Thierry Mandon se prononce pour des lois votées "à l’essai" qui reviendraient devant le parlement pour être améliorées et pour un "spoil system" à la française : la majorité politique nouvellement élue changerait la haute administration pour y placer des hommes et des femmes qui partagent son agenda politique. Cela aurait pour conséquence d’éviter ces cabinets ministériels pléthoriques conçus pour déjouer les piège d’une bureaucratie intouchable qui n’en fait qu’à sa tête et s’y connaît pour démolir ce qui la défrise. Mandon plaide aussi pour changer le profil d’une partie des fonctionnaires qui viennent toujours des mêmes milieux et surtout sont passés par les mêmes écoles. Bref, estime-t-il, c’est toute la "machine à décider" qui est à revoir pour y associer davantage ce qu’on a parfois appelé "les forces vives". Thierry Mandon y voit l’enjeu principal de l’élection présidentielle de 2017. Il pense que la gauche est mieux placée que la droite pour l’incarner car, dit-il, "n’importe quel Zorro des Républicains ira droit dans le mur". Pas faux.

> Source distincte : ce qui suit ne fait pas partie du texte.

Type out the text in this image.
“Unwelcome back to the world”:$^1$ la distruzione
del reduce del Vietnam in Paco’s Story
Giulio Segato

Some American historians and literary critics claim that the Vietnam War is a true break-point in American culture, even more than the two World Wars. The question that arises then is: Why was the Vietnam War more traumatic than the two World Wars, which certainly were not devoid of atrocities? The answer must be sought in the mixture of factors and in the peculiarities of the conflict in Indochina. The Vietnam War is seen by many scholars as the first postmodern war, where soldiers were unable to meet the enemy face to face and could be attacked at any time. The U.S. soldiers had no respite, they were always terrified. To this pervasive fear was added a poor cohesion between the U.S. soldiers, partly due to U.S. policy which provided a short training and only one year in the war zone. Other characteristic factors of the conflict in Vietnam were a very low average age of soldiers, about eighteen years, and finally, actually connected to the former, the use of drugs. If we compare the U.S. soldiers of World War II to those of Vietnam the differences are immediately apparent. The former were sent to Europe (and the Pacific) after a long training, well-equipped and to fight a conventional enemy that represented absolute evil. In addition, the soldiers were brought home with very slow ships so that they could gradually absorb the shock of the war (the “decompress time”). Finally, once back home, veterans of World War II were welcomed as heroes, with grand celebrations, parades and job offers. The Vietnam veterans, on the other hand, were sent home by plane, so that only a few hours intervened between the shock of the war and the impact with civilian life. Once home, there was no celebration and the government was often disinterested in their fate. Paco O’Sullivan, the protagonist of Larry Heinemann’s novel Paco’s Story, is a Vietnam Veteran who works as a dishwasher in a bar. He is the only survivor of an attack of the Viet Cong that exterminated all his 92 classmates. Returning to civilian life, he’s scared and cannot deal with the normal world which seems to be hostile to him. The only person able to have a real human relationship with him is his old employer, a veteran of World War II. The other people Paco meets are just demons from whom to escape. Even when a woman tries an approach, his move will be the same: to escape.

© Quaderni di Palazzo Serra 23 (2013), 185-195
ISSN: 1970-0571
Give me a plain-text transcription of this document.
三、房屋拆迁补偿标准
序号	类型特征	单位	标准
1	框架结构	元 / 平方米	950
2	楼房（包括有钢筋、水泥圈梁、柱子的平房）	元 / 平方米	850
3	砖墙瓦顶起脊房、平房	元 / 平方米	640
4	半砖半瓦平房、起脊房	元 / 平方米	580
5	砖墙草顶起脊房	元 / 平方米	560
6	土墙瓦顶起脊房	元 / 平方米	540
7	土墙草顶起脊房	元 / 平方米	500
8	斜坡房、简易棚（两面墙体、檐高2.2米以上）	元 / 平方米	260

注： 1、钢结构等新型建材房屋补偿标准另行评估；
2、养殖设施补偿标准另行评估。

Mais le système étant ce qu’il est, ne pouvant défendre ses idées lui-même et se lancer dans la course, il ne peut que faire un énième "rapport au Président de la République", lequel, à supposer qu’il s’en inspire ne servira à rien à un Président qui, n’ayant rien fait pendant cinq ans, se trouve fort mal placé pour incarner cette mue démocratique.

Et nous voici donc condamnés à assister, médusés, à ces images d’un autre siècle de face à face musclés entre CRS et cégétistes devant les dépôts pétroliers, ou de voitures de police brûlées, dans un pays qui donne l’impression d’être figé dans son passé et, pire, de ne plus avoir toute sa tête.